Un bonnet dans des cuisines suffocantes
Jean Vitaux et Benoît France soulignent, dans leur Dictionnaire du gastronome, l’usage d’une toca espagnole, sans bord et de forme cylindrique, au 15e siècle. Puis, à la sortie de la Renaissance, les deux passionnés français de la gastronomie notent le port par les cuisiniers européens, traiteurs et rôtisseurs, de bonnets similaires à des bonnets de nuit2.
« Souvent noir et en coton, le bonnet recouvrant la tête des cuisiniers devait éponger la sueur de ces derniers, qui travaillaient dans des milieux suffocants, noircis par la braise des cheminées, explique Jérémie Brucker, chargé de cours en histoire contemporaine à l'Université d'Angers en France, auteur d’une thèse sur l’histoire des vêtements professionnels, dont ceux des cuisiniers. Ce couvre-chef avait aussi pour but d’empêcher les cheveux de tomber dans les plats et de protéger d’éventuels impacts. » L’objectif du bonnet était avant tout hygiénique et fonctionnel.
Invention à Vienne
C’est au ‘roi des chefs et chef des rois’, le Français Marie-Antoine Carême (1784-1833), que l’on doit l’invention de la toque blanche contemporaine. Le maître queux, qui officia chez Talleyrand, comme auprès du tsar Alexandre Ier, la porte pour la première fois en 18213. Il est alors en service chez Lord Steward, ambassadeur britannique à Vienne. « Marqué par les uniformes militaires du congrès de Vienne de 18144, il invente ce chapeau à fond plat, d’un blanc immaculé, pour montrer la pureté et la rigueur dans l’assiette comme dans l’apparence du chef », indique Jérémie Brucker.

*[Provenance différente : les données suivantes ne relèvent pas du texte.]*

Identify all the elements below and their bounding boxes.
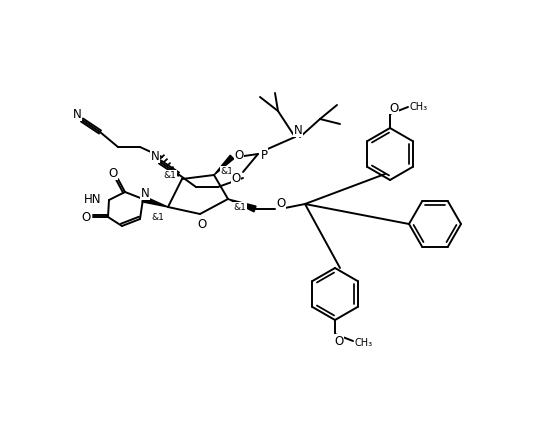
Text: &1: &1 bbox=[220, 167, 233, 176]
Text: O: O bbox=[390, 101, 399, 114]
Text: O: O bbox=[276, 197, 286, 210]
Text: CH₃: CH₃ bbox=[410, 102, 428, 112]
Text: N: N bbox=[151, 150, 159, 163]
Text: HN: HN bbox=[83, 193, 101, 206]
Text: &1: &1 bbox=[233, 203, 246, 212]
Text: O: O bbox=[231, 172, 240, 185]
Polygon shape bbox=[228, 199, 256, 212]
Text: &1: &1 bbox=[164, 171, 176, 180]
Text: P: P bbox=[261, 149, 268, 162]
Text: N: N bbox=[141, 187, 150, 200]
Text: &1: &1 bbox=[152, 213, 164, 222]
Polygon shape bbox=[214, 156, 234, 176]
Text: O: O bbox=[82, 211, 91, 224]
Polygon shape bbox=[142, 197, 168, 207]
Text: O: O bbox=[197, 218, 207, 231]
Text: N: N bbox=[73, 108, 82, 121]
Text: N: N bbox=[294, 124, 302, 137]
Text: CH₃: CH₃ bbox=[355, 337, 373, 347]
Text: O: O bbox=[335, 335, 344, 348]
Text: O: O bbox=[108, 167, 118, 180]
Text: O: O bbox=[150, 149, 159, 162]
Text: O: O bbox=[234, 149, 244, 162]
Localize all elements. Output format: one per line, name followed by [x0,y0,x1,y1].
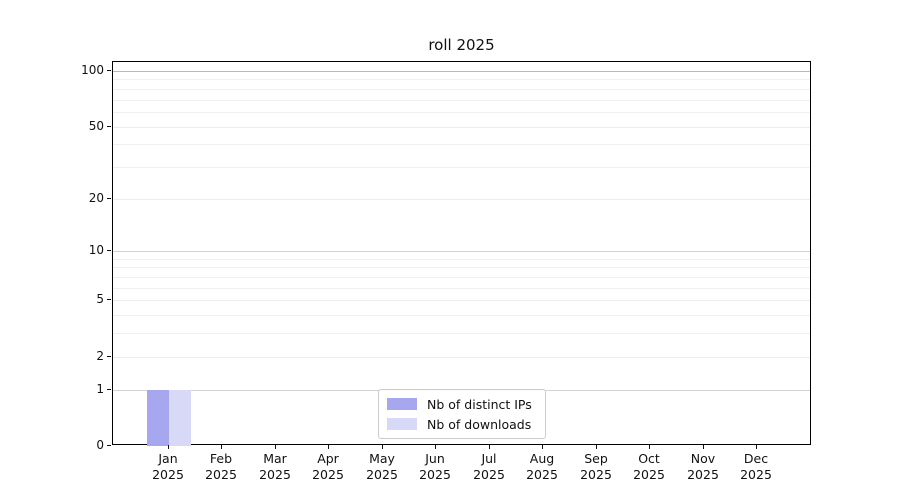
gridline-minor [113,267,810,268]
gridline-100 [113,71,810,72]
y-axis-tick-label: 10 [88,243,104,257]
gridline-minor [113,144,810,145]
x-axis-tick-label: Sep 2025 [580,451,612,482]
y-axis-tick [107,299,111,300]
gridline-minor [113,167,810,168]
legend-item-downloads: Nb of downloads [387,414,537,434]
y-axis-tick-label: 50 [88,119,104,133]
gridline-10 [113,251,810,252]
chart-title: roll 2025 [428,36,495,54]
x-axis-tick-label: Dec 2025 [740,451,772,482]
legend-swatch-downloads [387,418,417,430]
gridline-minor [113,89,810,90]
gridline-50 [113,127,810,128]
x-axis-tick [328,445,329,449]
legend-item-distinct-ips: Nb of distinct IPs [387,394,537,414]
y-axis-tick [107,445,111,446]
y-axis-tick-label: 0 [96,438,104,452]
x-axis-tick-label: May 2025 [366,451,398,482]
x-axis-tick [596,445,597,449]
x-axis-tick-label: Jan 2025 [152,451,184,482]
y-axis-tick-label: 20 [88,191,104,205]
gridline-minor [113,333,810,334]
gridline-minor [113,315,810,316]
gridline-minor [113,100,810,101]
y-axis-tick [107,198,111,199]
y-axis-tick [107,250,111,251]
x-axis-tick [703,445,704,449]
legend: Nb of distinct IPs Nb of downloads [378,389,546,439]
x-axis-tick [168,445,169,449]
x-axis-tick [275,445,276,449]
x-axis-tick-label: Aug 2025 [526,451,558,482]
y-axis-tick-label: 2 [96,349,104,363]
x-axis-tick-label: Jul 2025 [473,451,505,482]
x-axis-tick-label: Apr 2025 [312,451,344,482]
y-axis-tick-label: 100 [81,63,104,77]
y-axis-tick [107,70,111,71]
legend-label-downloads: Nb of downloads [427,416,532,432]
y-axis-tick-label: 1 [96,382,104,396]
x-axis-tick-label: Mar 2025 [259,451,291,482]
x-axis-tick [221,445,222,449]
x-axis-tick [756,445,757,449]
gridline-5 [113,300,810,301]
gridline-minor [113,277,810,278]
plot-area [112,61,811,446]
x-axis-tick [489,445,490,449]
legend-swatch-distinct-ips [387,398,417,410]
x-axis-tick [542,445,543,449]
gridline-minor [113,79,810,80]
gridline-minor [113,259,810,260]
x-axis-tick [435,445,436,449]
x-axis-tick-label: Jun 2025 [419,451,451,482]
y-axis-tick [107,389,111,390]
gridline-20 [113,199,810,200]
gridline-minor [113,112,810,113]
bar-jan-series0 [147,390,169,446]
y-axis-tick-label: 5 [96,292,104,306]
bar-jan-series1 [169,390,191,446]
x-axis-tick [382,445,383,449]
y-axis-tick [107,126,111,127]
legend-label-distinct-ips: Nb of distinct IPs [427,396,532,412]
x-axis-tick-label: Nov 2025 [687,451,719,482]
x-axis-tick-label: Feb 2025 [205,451,237,482]
gridline-2 [113,357,810,358]
x-axis-tick [649,445,650,449]
x-axis-tick-label: Oct 2025 [633,451,665,482]
gridline-minor [113,288,810,289]
y-axis-tick [107,356,111,357]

Marie-Antoine Carême fera du couvre-chef un élément esthétique, censé symboliser le prestige d’une cuisine de très haute qualité, servie dans les grandes maisons européennes. « Au 19e siècle, on est persuadé que la cuisine doit servir les relations diplomatiques », confirme Jérémie Brucker. Comme chef et à travers ses écrits5, Marie-Antoine Carême contribuera plus largement à l’invention d’un art de la gastronomie et de la présentation appelé à rayonner dans toute l’Europe.